Markdown is a lightweight markup language that converts to HTML. The syntax is designed to be readable as plain text — a # Heading looks like a heading even in a text editor, and **bold** reads naturally. John Gruber created the original spec in 2004; CommonMark later formalised an unambiguous specification.

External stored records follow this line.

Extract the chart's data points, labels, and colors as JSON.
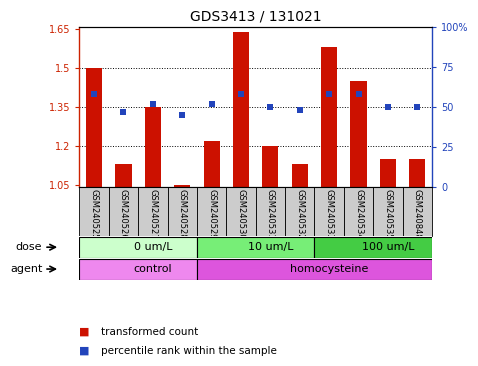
{
  "title": "GDS3413 / 131021",
  "samples": [
    "GSM240525",
    "GSM240526",
    "GSM240527",
    "GSM240528",
    "GSM240529",
    "GSM240530",
    "GSM240531",
    "GSM240532",
    "GSM240533",
    "GSM240534",
    "GSM240535",
    "GSM240848"
  ],
  "transformed_count": [
    1.5,
    1.13,
    1.35,
    1.05,
    1.22,
    1.64,
    1.2,
    1.13,
    1.58,
    1.45,
    1.15,
    1.15
  ],
  "percentile_rank": [
    58,
    47,
    52,
    45,
    52,
    58,
    50,
    48,
    58,
    58,
    50,
    50
  ],
  "ylim_left": [
    1.04,
    1.66
  ],
  "ylim_right": [
    0,
    100
  ],
  "yticks_left": [
    1.05,
    1.2,
    1.35,
    1.5,
    1.65
  ],
  "yticks_right": [
    0,
    25,
    50,
    75,
    100
  ],
  "ytick_labels_right": [
    "0",
    "25",
    "50",
    "75",
    "100%"
  ],
  "bar_color": "#cc1100",
  "dot_color": "#2244bb",
  "dose_groups": [
    {
      "label": "0 um/L",
      "start": 0,
      "end": 4,
      "color": "#ccffcc"
    },
    {
      "label": "10 um/L",
      "start": 4,
      "end": 8,
      "color": "#77ee77"
    },
    {
      "label": "100 um/L",
      "start": 8,
      "end": 12,
      "color": "#44cc44"
    }
  ],
  "agent_groups": [
    {
      "label": "control",
      "start": 0,
      "end": 4,
      "color": "#ee88ee"
    },
    {
      "label": "homocysteine",
      "start": 4,
      "end": 12,
      "color": "#dd55dd"
    }
  ],
  "dose_label": "dose",
  "agent_label": "agent",
  "legend_red_label": "transformed count",
  "legend_blue_label": "percentile rank within the sample",
  "bg_color": "#ffffff",
  "tick_bg_color": "#cccccc",
  "label_color_left": "#cc2200",
  "label_color_right": "#2244bb",
  "title_fontsize": 10,
  "axis_fontsize": 7,
  "sample_fontsize": 6,
  "row_fontsize": 8
}
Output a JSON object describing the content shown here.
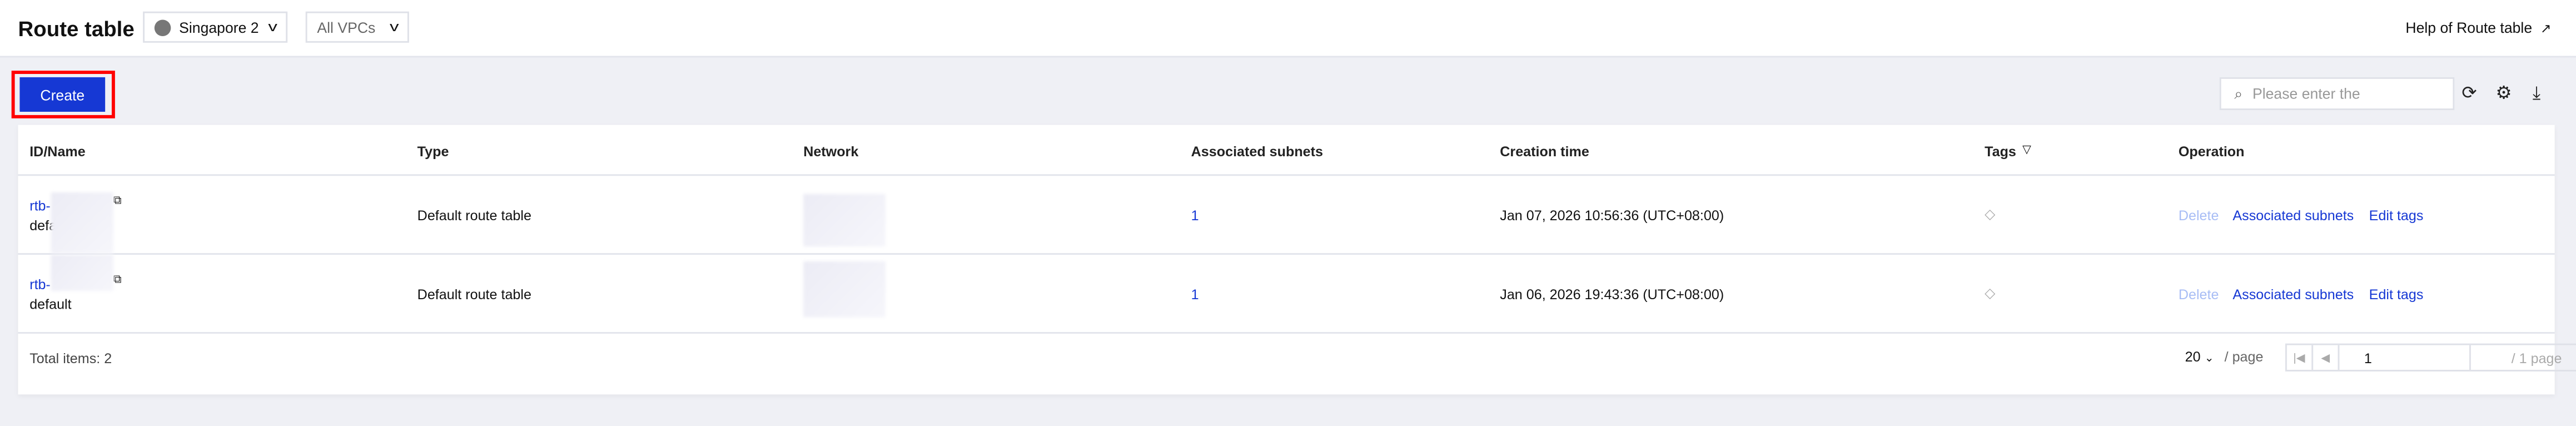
{
  "header": {
    "title": "Route table",
    "region": "Singapore 2",
    "vpc": "All VPCs",
    "help": "Help of Route table"
  },
  "toolbar": {
    "create": "Create",
    "search_placeholder": "Please enter the"
  },
  "table": {
    "columns": [
      "ID/Name",
      "Type",
      "Network",
      "Associated subnets",
      "Creation time",
      "Tags",
      "Operation"
    ],
    "rows": [
      {
        "id": "rtb-",
        "name": "default",
        "type": "Default route table",
        "subnets": "1",
        "created": "Jan 07, 2026 10:56:36 (UTC+08:00)",
        "ops": [
          "Delete",
          "Associated subnets",
          "Edit tags"
        ]
      },
      {
        "id": "rtb-",
        "name": "default",
        "type": "Default route table",
        "subnets": "1",
        "created": "Jan 06, 2026 19:43:36 (UTC+08:00)",
        "ops": [
          "Delete",
          "Associated subnets",
          "Edit tags"
        ]
      }
    ]
  },
  "footer": {
    "total": "Total items: 2",
    "page_size": "20",
    "per_page": "/ page",
    "page": "1",
    "page_total": "/ 1 page"
  },
  "colors": {
    "primary": "#1638d4",
    "highlight": "#ff0000",
    "disabled_link": "#a8bdf5"
  }
}
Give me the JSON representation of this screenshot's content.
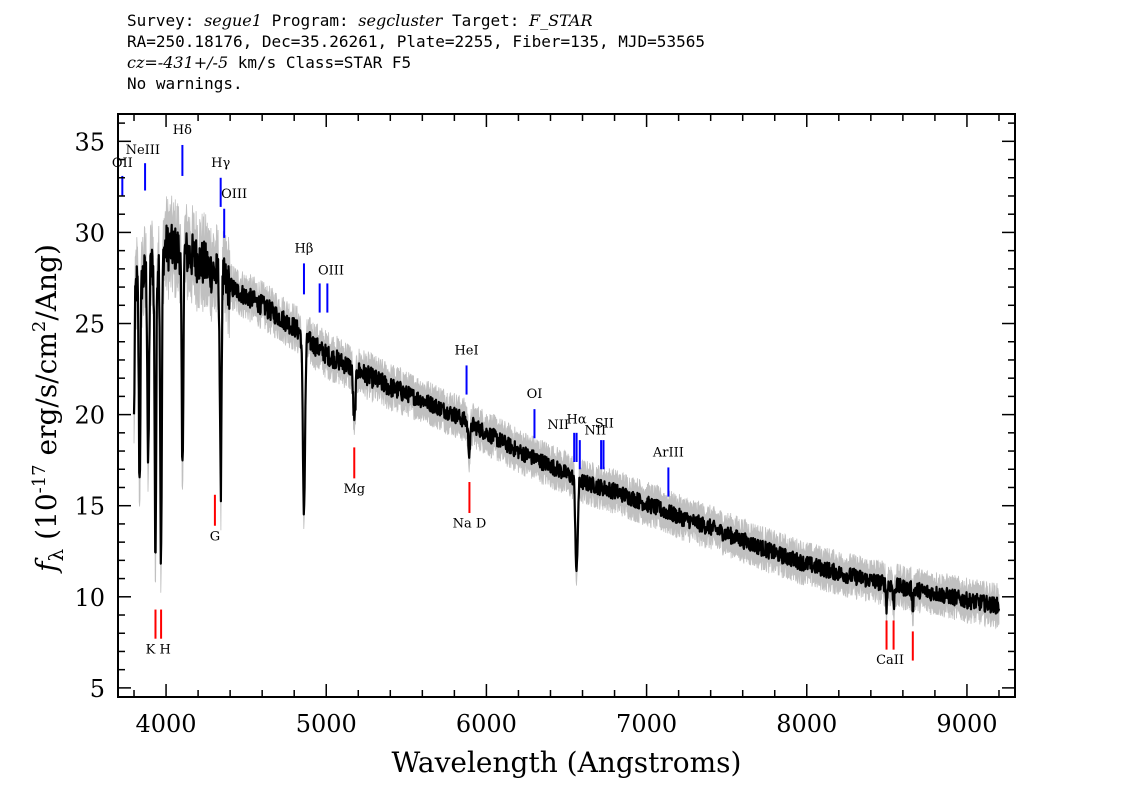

GitHub Flavored Markdown (GFM) extends CommonMark with tables, task lists, and syntax-highlighted fenced code blocks.
Core syntax
# Heading 1
## Heading 2
**bold** *italic* `inline code`
- unordered list item
- another item
- nested item
1. ordered list
2. second item
[link text](https://example.com)

> blockquote
--- (horizontal rule)
Code blocks
Fenced code blocks with a language identifier get syntax highlighting in most renderers:
```go
func main() {
fmt.Println("hello")
}
```
Tables (GFM)
| Column 1 | Column 2 |
|---|---|
| value | value |
Alignment is controlled by colons in the separator row: |:---| left, |---:| right, |:---:| centre.
Front matter
Static site generators (Hugo, Jekyll) extend Markdown with YAML front matter — a metadata block delimited by --- at the top of the file. Hugo uses it for titles, dates, tags, and draft status; it is not part of the Markdown spec but is the universal convention in docs-as-code workflows.